Unfortunately, many of the problems we have are not technical problems, but are clashes between left and right. The favored positions of both sides have long been established. Science will help implement an ideological solution, but will not replace ideology. To the extent that the scientists running are leftists compared with centrist democrats, this will be somewhat significant.

However, I suspect that many established scientists are ignorant of politics and see the current struggle as some kind of surface level fact vs fiction debate. They will be disappointed.

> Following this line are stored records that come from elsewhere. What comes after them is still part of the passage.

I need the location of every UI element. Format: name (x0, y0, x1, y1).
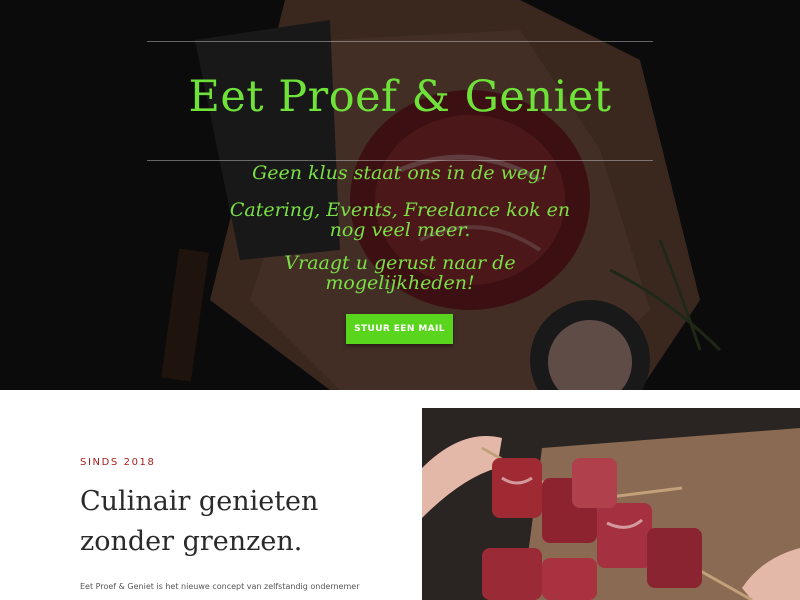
about-section: SINDS 2018 Culinair genieten zonder gren… (0, 390, 422, 600)
about-heading: Culinair genieten zonder grenzen. (80, 486, 319, 557)
hero-tagline-line-2: Catering, Events, Freelance kok en nog v… (229, 199, 571, 241)
hero-title: Eet Proef & Geniet (188, 72, 612, 122)
hero-divider-top (147, 41, 653, 42)
send-mail-button[interactable]: STUUR EEN MAIL (346, 314, 453, 344)
since-label: SINDS 2018 (80, 457, 156, 468)
hero-tagline-line-3: Vraagt u gerust naar de mogelijkheden! (284, 252, 516, 294)
about-intro-text: Eet Proef & Geniet is het nieuwe concept… (80, 582, 360, 591)
skewers-image (422, 408, 800, 600)
hero-section: Eet Proef & Geniet Geen klus staat ons i… (0, 0, 800, 390)
skewers-photo (422, 408, 800, 600)
hero-tagline-line-1: Geen klus staat ons in de weg! (252, 162, 548, 184)
hero-tagline: Geen klus staat ons in de weg! Catering,… (220, 160, 580, 293)
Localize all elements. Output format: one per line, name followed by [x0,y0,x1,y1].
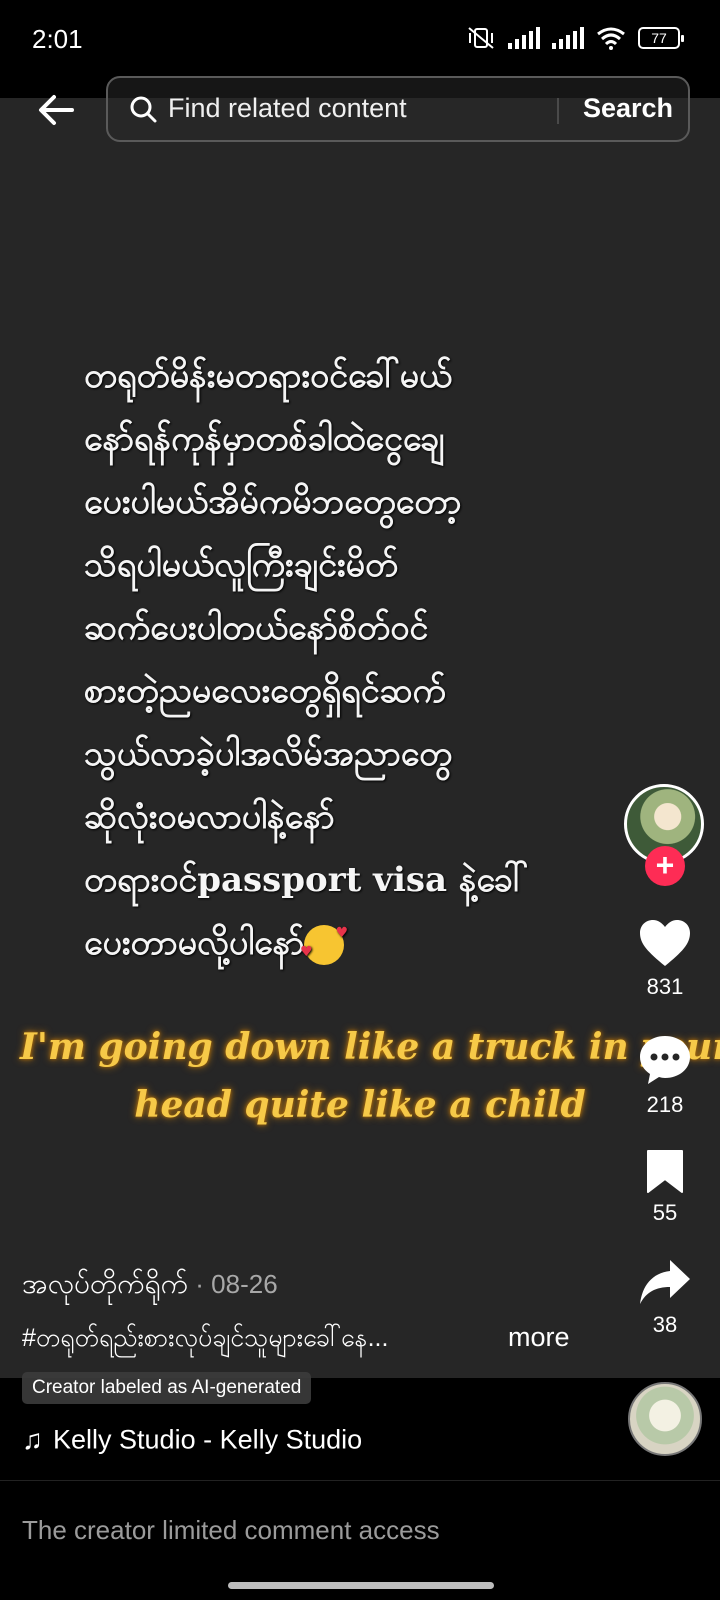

SapphireSun commented on China, Unhampered by Rules, Races Ahead in Gene-Editing Trials   wsj.com/articles/china-un... · Posted by u/paulsutter
psychometry · 8 years ago
You misunderstand so many things.

1. There are many somatic applications of CRISPR that have no effect on the germline.

2. Even the germline applications don't necessarily "decrease genetic variability". Why would you think that?

3. Even considering off-target effects, the edits made to any particular genome are miniscule compared to its overall size, which I'm sure would astound you. There is no reason to believe these edits will make us less (or more) resistant to environmental exposures.

4. We are not talking making people more likely to contract cholera, which is easily controlled by sanitation. We're talking about preventing or curing debilitating illnesses that confer no benefit to the organism.

SapphireSun · 8 years ago
I agree with points 1-3, but I would be remiss not to mention, that with respect to point 4, diseases like sickle cell anemia, which is hideously painful and fatal as a double inheritance (25% homozygous offspring in a heterozygous pairing, ss), but a wonderful defense against malaria in heterozygous offspring (Ss, 50% of said pairing). The remaining 25% homozygous wild-type (SS) are healthy, except when encountering malaria.

https://www.cdc.gov/malaria/about/biology/sickle_cell.html

I would think that a mendelian genetic disease like sickle cell might well be on our hit list for all the trouble it causes. Of course, it could be argued that mosquito nets and drugs (i.e. technology) are a better, less costly defense, than these inborn genetic mutations.

SapphireSun commented on Apple plans new U.S. campus, to pay $38B in foreign cash taxes   reuters.com/article/us-ap... · Posted by u/chollida1
dang · 8 years ago
Would you please not use HN for ideological battle? At the point this stuff gets generic, it gets predictable, and therefore boring in HN's sense of the word.
SapphireSun · 8 years ago
My apologies dang. I try to at least be on topic, and this is what has been intensely interesting to me in the past year. Thanks for moderating.
SapphireSun commented on Apple plans new U.S. campus, to pay $38B in foreign cash taxes   reuters.com/article/us-ap... · Posted by u/chollida1
jriot · 8 years ago
A headline that will never see the light of day.
SapphireSun · 8 years ago
Mainly because it's hard to suppress laughter if you think about it at all beyond a surface level. See discussion in another thread. I don't want to repeat myself.
SapphireSun commented on Apple plans new U.S. campus, to pay $38B in foreign cash taxes   reuters.com/article/us-ap... · Posted by u/chollida1
rlanday · 8 years ago
Ah, this is exactly the same reason no corporation can stay in business! (Since consumers can just buy from the one that has the lowest prices)

For this reason, we should encourage corporations to form cartels to avoid getting taken advantage of by disloyal consumers.

SapphireSun · 8 years ago
Ok, last one. :) You've really just made a mockery of the ideology of competition haven't you? In fact, that is what corporations do. There's an awful lot of highly concentrated market power lying around for exactly that reason.